The authors found that Imidacloprid had a negative impact on colony populations. Low and high treatment colonies weighed between 8 and 12 percent less than control colonies. Moreover, relative to the control group, there were 19 and 33 percent more empty pupal cells (an indicator of Colony Collapse Disorder that occurs during larval development) in the low and high treatment groups, respectively.
Bumblebees live for a year and only queen bees survive past the winter to start new colonies, making the species’ survival highly dependent on the overall number and survival of queens. In control colonies, the average number of queens at the end of the experiment was 13.7, compared to just two in the low treatment colonies, and 1.4 in the high treatment groups. As the authors explain, “the drop in queen production is disproportionately large compared to the impact of Imidacloprid on colony growth.”
There is evidence that only the largest bee colonies are successful in producing queens, regardless of exposure to pesticides. Therefore, reductions in a colony’s population may bring it below the necessary threshold to produce queens, further deteriorating future species reproduction. The authors conclude that
[Even] trace levels of neonicotinoid pesticides can have strong negative consequences for queen production by bumblebee colonies under realistic field conditions, and this is likely to have a substantial population level impact.
A second article, entitled A Common Pesticide Decreases Foraging Success and Survival in Honey Bees, reviews a similar experiment conducted by authors Mickaël Henry, et al. The scientists exposed honeybees to a different neonicotinoid pesticide, the newly released Thiamethoxam, which is being approved for use in many countries.
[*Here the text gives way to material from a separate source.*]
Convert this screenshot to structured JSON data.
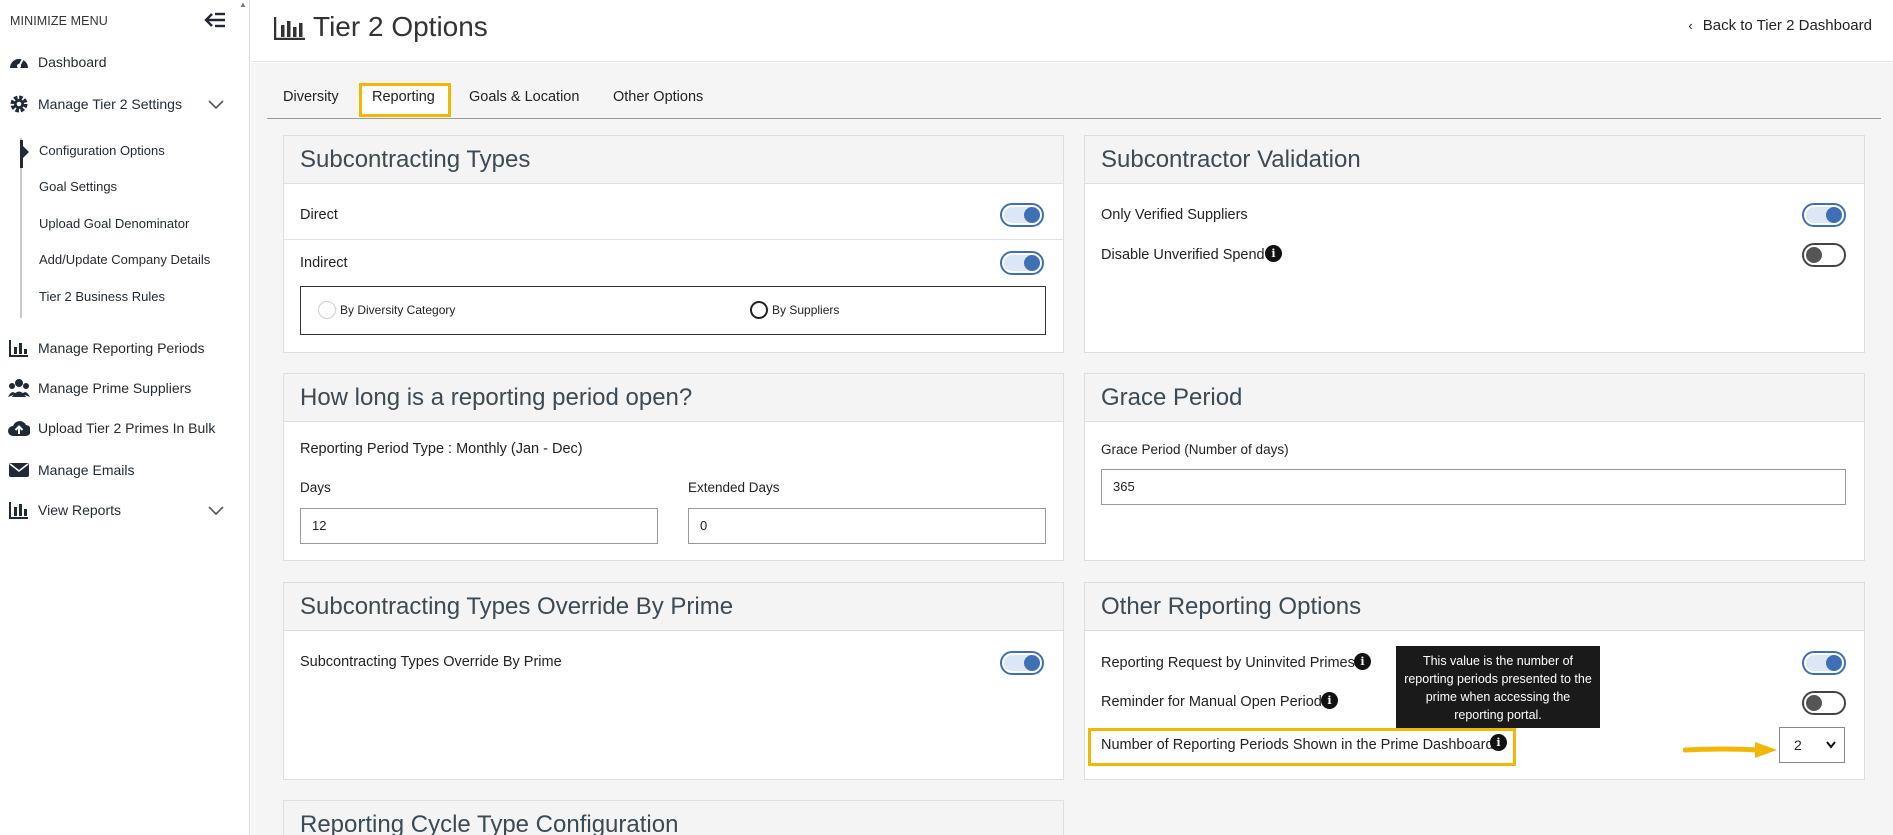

The authors point to existing evidence which suggests that sub-lethal doses of pesticides–levels that are not high enough to directly kill honeybees–can still have damaging behavioral effects on memory and can lead to learning dysfunction, impaired navigational skills, and reduced olfactory (smell) memory. These effects are expressed through strange foraging behavior and degraded learning performance and orientation skills.
Their experiment involved measuring the honeybee death rate as a result of becoming lost (“mortality-induced homing failure,” or MHF) and how those rates affected overall colony performance. Six hundred fifty-three forager bees were tagged with RFID (radio frequency-identification) readers and separated into four treatment groups. Test groups received realistic sub-lethal doses of Thiamethoxam and were released away from their colony. RFID readers were also placed at hive entrances to detect the comings and goings of the test foragers. Mortality-induced homing failure was deduced from the number of non-returning treatment group foragers.
The experiment revealed, “substantial mortality due to post-exposure homing failure, MHF, with the proportion of treated foragers returning to the colony being significantly lower than that of control foragers.” 10.2 to 31.6 percent of contaminated honeybees failed to return to their colonies, roughly twice the natural death rate for uncontaminated foragers. Extrapolating from these findings, the authors demonstrate that colonies exposed to contaminated foragers could experience significant population declines under all tested scenarios. In the worst scenarios, MHF combined with the natural death rate for foragers could lead to colony collapse.
As concern over the economic and environmental impact of Colony Collapse Disorder grows, policymakers should reconsider the use and regulation of commercial pesticides. Together, these studies suggest that bee populations are much more sensitive to pesticide exposure than previously understood.